Feature Request:
Catboost should handle nan categorical features, e.g. via marking it as a special categorical entry "Unknown" or via Mode Imputation.
current state produces an error:
CatBoostClassifier().fit(pd.DataFrame({'cat_feature':['USA','ILS','CAD',pd.np.nan]}), [1,1,0,0], cat_features=[0])
Traceback (most recent call last):
File "_catboost.pyx", line 1141, in _catboost._PoolBase._set_data_from_generic_matrix
File "_catboost.pyx", line 840, in _catboost.get_id_object_bytes_string_representation
_catboost.CatboostError: bad object for id: nan
During handling of the above exception, another exception occurred:
Traceback (most recent call last):
File "<input>", line 1, in <module>
File "/home/hanans/.conda/envs/retarget/lib/python3.6/site-packages/catboost/core.py", line 2153, in fit
silent, early_stopping_rounds, save_snapshot, snapshot_file, snapshot_interval)
File "/home/hanans/.conda/envs/retarget/lib/python3.6/site-packages/catboost/core.py", line 1090, in _fit
train_pool = _build_train_pool(X, y, cat_features, pairs, sample_weight, group_id, group_weight, subgroup_id, pairs_weight, baseline, column_description)
File "/home/hanans/.conda/envs/retarget/lib/python3.6/site-packages/catboost/core.py", line 656, in _build_train_pool
group_weight=group_weight, subgroup_id=subgroup_id, pairs_weight=pairs_weight, baseline=baseline)
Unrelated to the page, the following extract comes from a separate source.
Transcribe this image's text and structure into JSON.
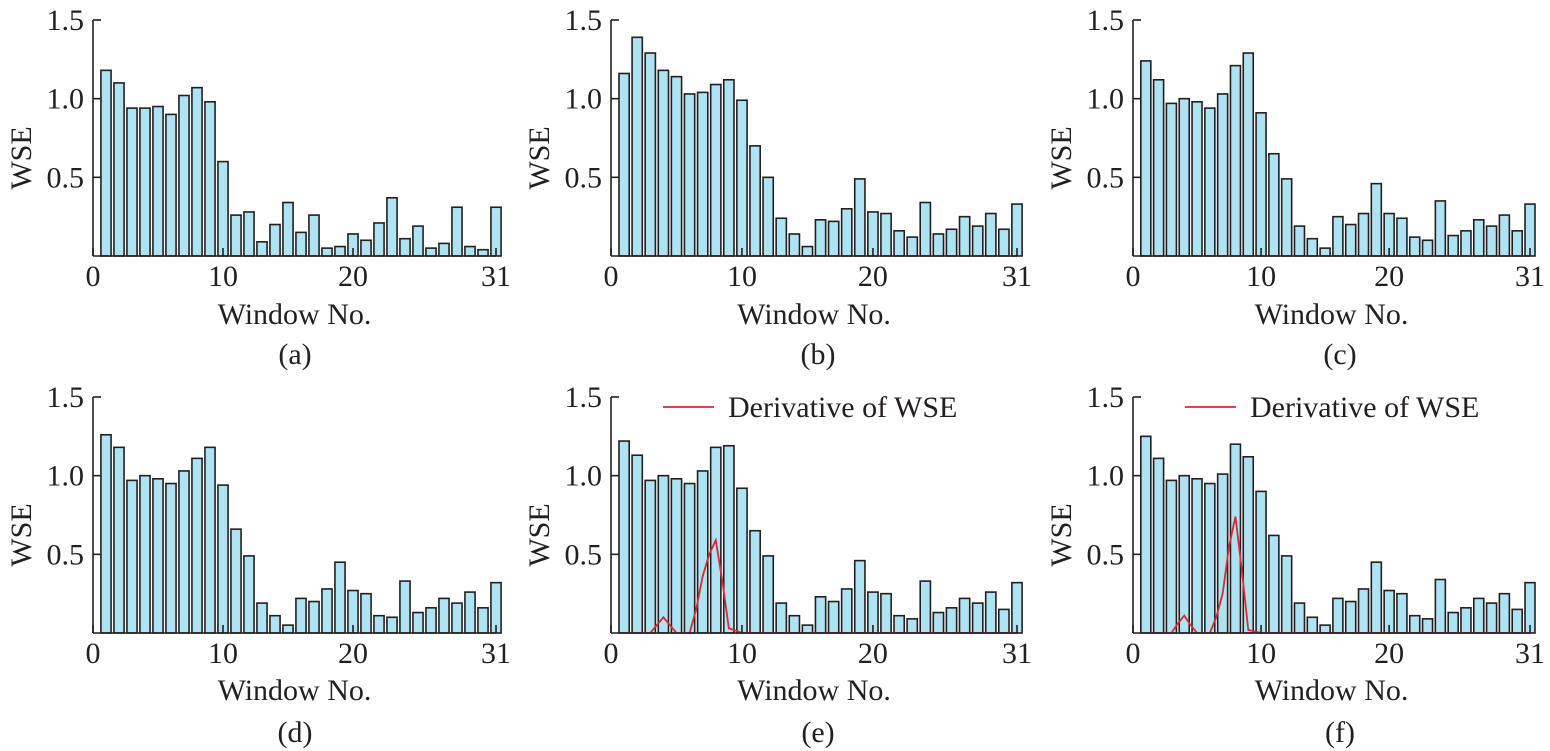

File "/home/hanans/.conda/envs/retarget/lib/python3.6/site-packages/catboost/core.py", line 286, in __init__
self._init(data, label, cat_features, pairs, weight, group_id, group_weight, subgroup_id, pairs_weight, baseline, feature_names)
File "/home/hanans/.conda/envs/retarget/lib/python3.6/site-packages/catboost/core.py", line 637, in _init
self._init_pool(data, label, cat_features, pairs, weight, group_id, group_weight, subgroup_id, pairs_weight, baseline, feature_names)
File "_catboost.pyx", line 1032, in _catboost._PoolBase._init_pool
File "_catboost.pyx", line 1038, in _catboost._PoolBase._init_pool
File "_catboost.pyx", line 1161, in _catboost._PoolBase._set_data_and_feature_names
File "_catboost.pyx", line 1143, in _catboost._PoolBase._set_data_from_generic_matrix
_catboost.CatboostError: Invalid type for cat_feature[3,0]=nan : cat_features must be integer or string, real number values and NaN values should be converted to string.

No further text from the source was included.